Through reading Divorce Remedy, I gained an understanding of and appreciation for the 180*. In fact, I definitely fell into the “last resort” category of the 180*. I came to see that continuing with how I’d responded to date would only serve to push my husband further away from me and obliterate any good memories he might have of us. With the new perspective the book gave me, I was not only able to come to terms with the conventional wisdom that I had a 50% role in where things were breaking down between us, which was both empowering and humbling. But I also came to realize that it only took one person to make significant changes in our dynamic and that would affect how he interacted with me. This started me on a course of new behavior in our limited interactions, as well as a deep period of self examination. I could see that I was unhappy and blaming him for my unhappiness. And it became clear to me that any person who was happy was inherently more attractive. Sparked by all Michele’s wisdom, I decided to roll up sleeves and get going on the project of divorce busting. The Divorce Busting Coaches were central to my plan.
If Divorce Remedy was the skeleton of my plan, the specific feedback and direction that I have received from my work with three of the coaches, was the flesh and blood that personalized and directed the information in the book for my situation. I can remember from my first session that Chuck said that the basis of the mentality of the Walk Away Spouse is that he thinks two things: (1) I know my spouse, and (2) My spouse is never going to change. The plan was to “contradict” both of these beliefs. We wanted to shake his confidence in both, to give him pause for thought and plant seeds of doubt in his mind. Chuck gave me some good practical strategies for this specific to my situation.

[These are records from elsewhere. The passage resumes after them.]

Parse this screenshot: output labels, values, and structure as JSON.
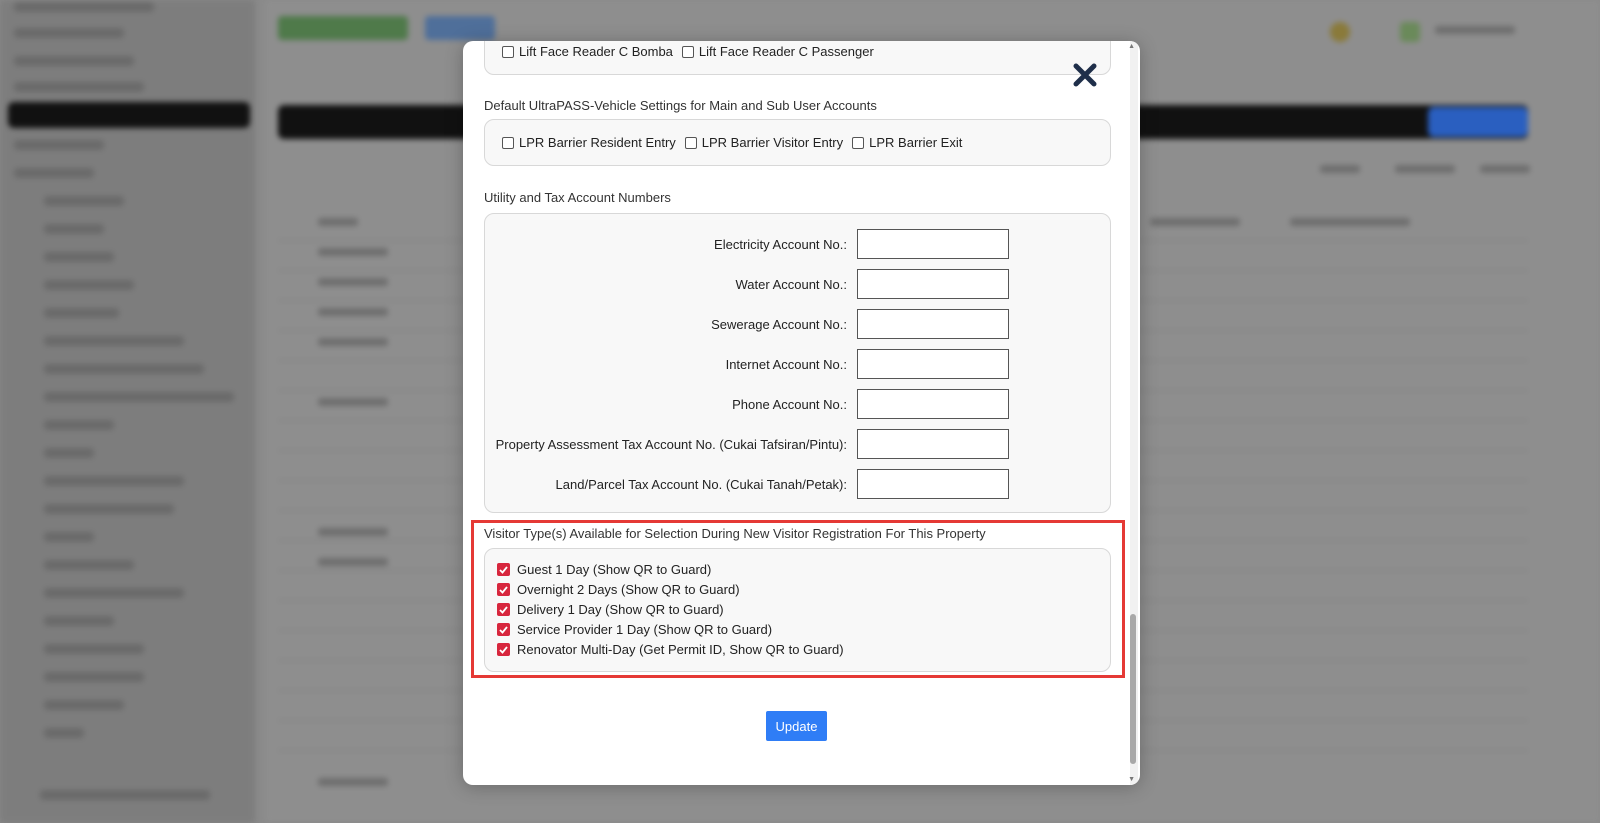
{
  "modal": {
    "top_checkboxes": [
      {
        "label": "Lift Face Reader C Bomba",
        "checked": false
      },
      {
        "label": "Lift Face Reader C Passenger",
        "checked": false
      }
    ],
    "vehicle_section": {
      "title": "Default UltraPASS-Vehicle Settings for Main and Sub User Accounts",
      "options": [
        {
          "label": "LPR Barrier Resident Entry",
          "checked": false
        },
        {
          "label": "LPR Barrier Visitor Entry",
          "checked": false
        },
        {
          "label": "LPR Barrier Exit",
          "checked": false
        }
      ]
    },
    "utility_section": {
      "title": "Utility and Tax Account Numbers",
      "fields": [
        {
          "label": "Electricity Account No.:",
          "value": ""
        },
        {
          "label": "Water Account No.:",
          "value": ""
        },
        {
          "label": "Sewerage Account No.:",
          "value": ""
        },
        {
          "label": "Internet Account No.:",
          "value": ""
        },
        {
          "label": "Phone Account No.:",
          "value": ""
        },
        {
          "label": "Property Assessment Tax Account No. (Cukai Tafsiran/Pintu):",
          "value": ""
        },
        {
          "label": "Land/Parcel Tax Account No. (Cukai Tanah/Petak):",
          "value": ""
        }
      ]
    },
    "visitor_section": {
      "title": "Visitor Type(s) Available for Selection During New Visitor Registration For This Property",
      "options": [
        {
          "label": "Guest 1 Day (Show QR to Guard)",
          "checked": true
        },
        {
          "label": "Overnight 2 Days (Show QR to Guard)",
          "checked": true
        },
        {
          "label": "Delivery 1 Day (Show QR to Guard)",
          "checked": true
        },
        {
          "label": "Service Provider 1 Day (Show QR to Guard)",
          "checked": true
        },
        {
          "label": "Renovator Multi-Day (Get Permit ID, Show QR to Guard)",
          "checked": true
        }
      ]
    },
    "update_label": "Update",
    "close_icon": "close-x-icon"
  },
  "colors": {
    "accent_checked": "#d7263d",
    "highlight_border": "#e53935",
    "update_button": "#2f7df6",
    "close_icon": "#1f2f4a"
  }
}
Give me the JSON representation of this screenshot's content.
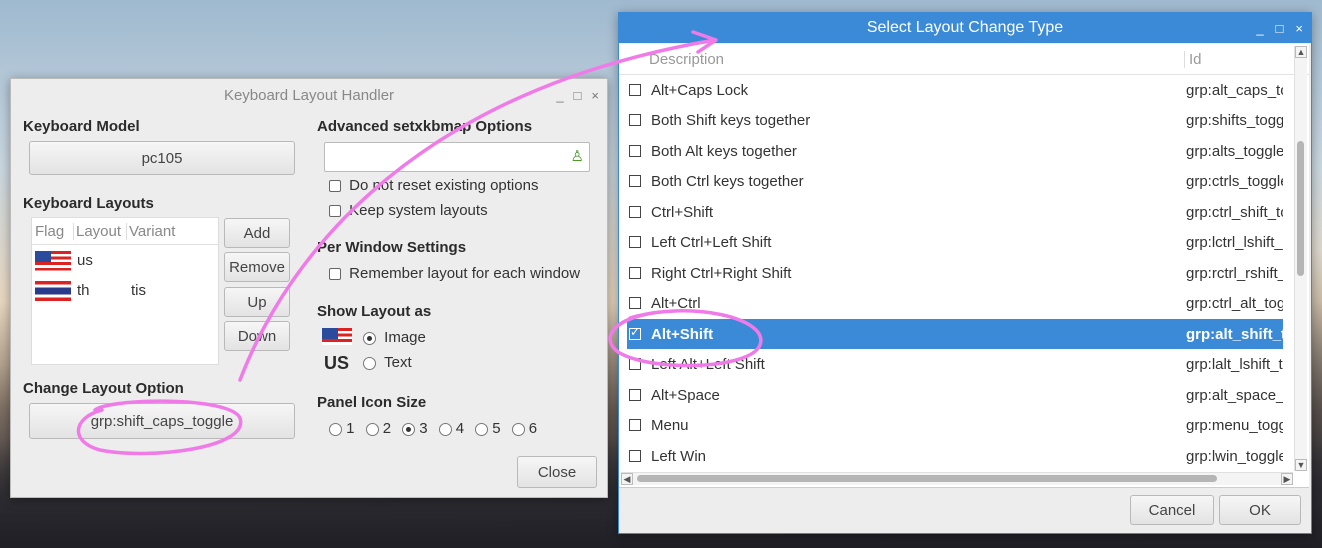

I delved much deeper into this with the Divorce Busting Coach, Jody. She was truly my lifesaver and relationship saver. I have to say at this point, that my husband and I have not reconciled. But I believe that any chance of that would have been destroyed had I kept acting the way I was acting and not been open for Jody’s keen intelligence. She was perfect for me, especially in that one of her strengths was the Walk Away Husband. The first thing she was able to do was give me a frame of reference for his behavior. It had been driving me crazy trying to understand and interpret his words and actions. I find that when I can get a handle on things I can act confidently and when I know what to expect it puts me at ease. Her skill here was exceptionally. I realized with her insight that my WAH felt inept compared to me both because of my external success and how I had managed to erode his self-confidence in my dissatisfaction with our relationship and myself. We brainstormed authentic ways I could praise him. The idea was to leave him feeling positive about his contact with me and good about himself. Another significant thing Jody had me do was compile a list of all the complaints he would likely have of me and our relationship. The goal here was to “contradict” them. For example, he complained that he found me too intense. A good response was to tell jokes or funny stories, particularly about myself. In doing so, I was coming across as light and as not taking myself too seriously. I was constantly impressed by both the obvious and subtle suggestions she had for contradictions.
Interesting things started to happen. Discussion of immediate divorce stopped. He still wanted me to take all my belongings from what became his place. But the tone and intensity really shifted. Jody had me use the rare meetings he and I had, and mostly about division of belongings, to show him my reasonable side. He had complained that I was unreasonable and always in a power struggle. I showed him a different me. We even had a few meetings that were light, newsy and fun. After one, I got an email that he had enjoyed seeing me. Then everything seemed to change, and for the worse. He became very impatient and grumpy: he wanted the rest of my stuff out immediately. Then he was frosty and reserved when we saw each other. Again, Jody was amazing in providing me a frame of reference for what seemed crazy. She explained that after a significant connection, the Walk Away Spouse often recedes and entrenches. I had understood this dynamic when it came to a couple making love again, and that the Left Spouse should anticipate this. But it hadn’t occurred to me that the same rule might apply with any kind of establishment of connection. I was relieved because I felt like everything was going backwards after all the painstaking work I had put in. The other thing she pointed out is that he and I had switched roles. Now he was the intense, power struggler and I was the easy going and reasonable one. For better or for worse, at least it was now obvious that my new attitude and behaviors were having an impact on him.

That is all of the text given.